Bayes’ Theorem: Uncovering the Real Odds of Top Students and Rare Diseases

Suppose a class has 100 students and, based on experience, 20% are considered "top students" (event A ). Without any other information the prior probability is P(A)=20% .

If a randomly chosen student solved a particularly difficult multiple‑choice question, we treat this as event B . Empirically, 80% of top students answer such a question correctly ( P(B|A)=80% ), while 30% of non‑top students also get it right ( P(B|¬A)=30% ).

Among the 100 students, 16 top students and 24 non‑top students would answer correctly, giving a total of 40 correct answers. The posterior probability that a student who answered correctly is a top student is therefore P(A|B)=16/40=40% , far lower than the intuitive "almost certain" guess.

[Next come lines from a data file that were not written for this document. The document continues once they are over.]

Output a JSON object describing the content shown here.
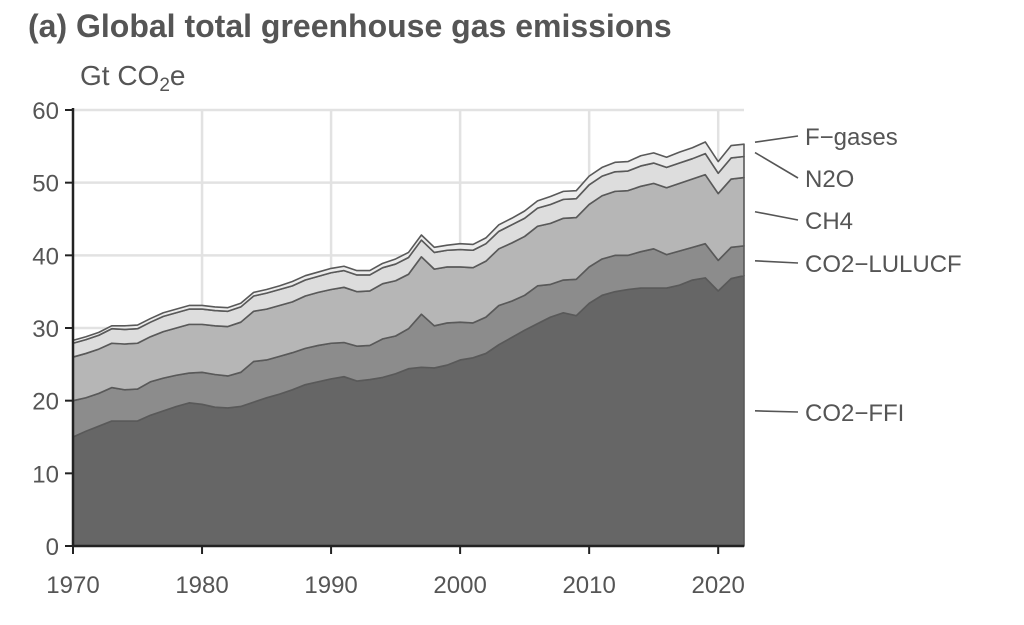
{
  "title": "(a) Global total greenhouse gas emissions",
  "unit": {
    "main": "Gt CO",
    "sub": "2",
    "suffix": "e"
  },
  "colors": {
    "grid": "#e2e2e2",
    "axis": "#222222",
    "text": "#555555",
    "series_fill": [
      "#666666",
      "#8c8c8c",
      "#b6b6b6",
      "#dddddd",
      "#ececec"
    ],
    "series_stroke": "#595959"
  },
  "chart_data": {
    "type": "area",
    "stacked": true,
    "xlabel": "",
    "ylabel": "Gt CO2e",
    "xlim": [
      1970,
      2022
    ],
    "ylim": [
      0,
      60
    ],
    "xticks": [
      1970,
      1980,
      1990,
      2000,
      2010,
      2020
    ],
    "yticks": [
      0,
      10,
      20,
      30,
      40,
      50,
      60
    ],
    "grid": true,
    "legend": "right, labels next to series ends",
    "x": [
      1970,
      1971,
      1972,
      1973,
      1974,
      1975,
      1976,
      1977,
      1978,
      1979,
      1980,
      1981,
      1982,
      1983,
      1984,
      1985,
      1986,
      1987,
      1988,
      1989,
      1990,
      1991,
      1992,
      1993,
      1994,
      1995,
      1996,
      1997,
      1998,
      1999,
      2000,
      2001,
      2002,
      2003,
      2004,
      2005,
      2006,
      2007,
      2008,
      2009,
      2010,
      2011,
      2012,
      2013,
      2014,
      2015,
      2016,
      2017,
      2018,
      2019,
      2020,
      2021,
      2022
    ],
    "series": [
      {
        "name": "CO2−FFI",
        "values": [
          15.0,
          15.8,
          16.5,
          17.2,
          17.2,
          17.2,
          18.0,
          18.6,
          19.2,
          19.7,
          19.5,
          19.1,
          19.0,
          19.2,
          19.8,
          20.4,
          20.9,
          21.5,
          22.2,
          22.6,
          23.0,
          23.3,
          22.7,
          22.9,
          23.2,
          23.7,
          24.4,
          24.6,
          24.5,
          24.9,
          25.6,
          25.9,
          26.5,
          27.7,
          28.7,
          29.7,
          30.6,
          31.5,
          32.1,
          31.7,
          33.4,
          34.5,
          35.0,
          35.3,
          35.5,
          35.5,
          35.5,
          35.9,
          36.6,
          36.9,
          35.1,
          36.8,
          37.2
        ]
      },
      {
        "name": "CO2−LULUCF",
        "values": [
          5.0,
          4.6,
          4.5,
          4.6,
          4.3,
          4.4,
          4.6,
          4.5,
          4.3,
          4.1,
          4.4,
          4.5,
          4.4,
          4.7,
          5.6,
          5.2,
          5.2,
          5.1,
          5.0,
          5.0,
          4.9,
          4.7,
          4.8,
          4.7,
          5.3,
          5.2,
          5.5,
          7.3,
          5.8,
          5.8,
          5.2,
          4.8,
          5.0,
          5.4,
          5.0,
          4.8,
          5.2,
          4.5,
          4.5,
          5.0,
          5.0,
          5.0,
          5.0,
          4.7,
          5.0,
          5.4,
          4.6,
          4.7,
          4.5,
          4.7,
          4.2,
          4.3,
          4.1
        ]
      },
      {
        "name": "CH4",
        "values": [
          6.0,
          6.1,
          6.1,
          6.1,
          6.3,
          6.3,
          6.2,
          6.4,
          6.5,
          6.7,
          6.6,
          6.7,
          6.8,
          6.9,
          6.9,
          7.0,
          7.0,
          7.0,
          7.2,
          7.3,
          7.4,
          7.6,
          7.5,
          7.5,
          7.6,
          7.6,
          7.5,
          7.9,
          7.8,
          7.7,
          7.6,
          7.6,
          7.7,
          7.8,
          8.0,
          8.1,
          8.2,
          8.4,
          8.5,
          8.5,
          8.6,
          8.7,
          8.8,
          8.9,
          9.0,
          9.0,
          9.2,
          9.3,
          9.4,
          9.5,
          9.2,
          9.4,
          9.4
        ]
      },
      {
        "name": "N2O",
        "values": [
          1.9,
          1.9,
          1.9,
          2.0,
          2.0,
          2.0,
          2.0,
          2.1,
          2.1,
          2.1,
          2.1,
          2.1,
          2.1,
          2.1,
          2.1,
          2.2,
          2.2,
          2.2,
          2.2,
          2.2,
          2.3,
          2.3,
          2.3,
          2.2,
          2.2,
          2.3,
          2.3,
          2.3,
          2.3,
          2.3,
          2.4,
          2.4,
          2.4,
          2.4,
          2.5,
          2.5,
          2.5,
          2.6,
          2.6,
          2.6,
          2.7,
          2.7,
          2.7,
          2.7,
          2.8,
          2.8,
          2.8,
          2.8,
          2.8,
          2.9,
          2.8,
          2.9,
          2.9
        ]
      },
      {
        "name": "F−gases",
        "values": [
          0.4,
          0.4,
          0.4,
          0.4,
          0.5,
          0.5,
          0.5,
          0.5,
          0.5,
          0.5,
          0.5,
          0.5,
          0.5,
          0.5,
          0.5,
          0.5,
          0.5,
          0.6,
          0.6,
          0.6,
          0.6,
          0.6,
          0.6,
          0.6,
          0.6,
          0.7,
          0.7,
          0.7,
          0.7,
          0.7,
          0.8,
          0.8,
          0.8,
          0.9,
          0.9,
          1.0,
          1.0,
          1.1,
          1.1,
          1.1,
          1.2,
          1.2,
          1.3,
          1.3,
          1.4,
          1.4,
          1.4,
          1.5,
          1.5,
          1.6,
          1.6,
          1.7,
          1.7
        ]
      }
    ]
  }
}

This calculation illustrates Bayes' theorem, which updates a prior belief with new evidence: P(A|B)=P(A)·P(B|A) / P(B) , where P(B)=P(A)·P(B|A)+P(¬A)·P(B|¬A) .

The same reasoning applies to medical testing. Consider a rare disease with a prevalence of 0.01% (1 in 10,000). A diagnostic test has 99% sensitivity ( P(positive|disease)=99% ) and a 1% false‑positive rate ( P(positive|healthy)=1% ).

Applying Bayes' theorem, the probability of actually having the disease after a positive result is:

P(disease|positive)= (0.0001·0.99) / [(0.0001·0.99)+(0.9999·0.01)] ≈ 0.98% .

Even with a highly accurate test, the posterior probability remains below 1% because the disease is extremely rare. This demonstrates how intuition can be misleading without proper probabilistic reasoning.

Bayes' theorem is not just a formula; it is a way of thinking that continuously refines beliefs as new evidence appears, from student performance to medical diagnosis and beyond.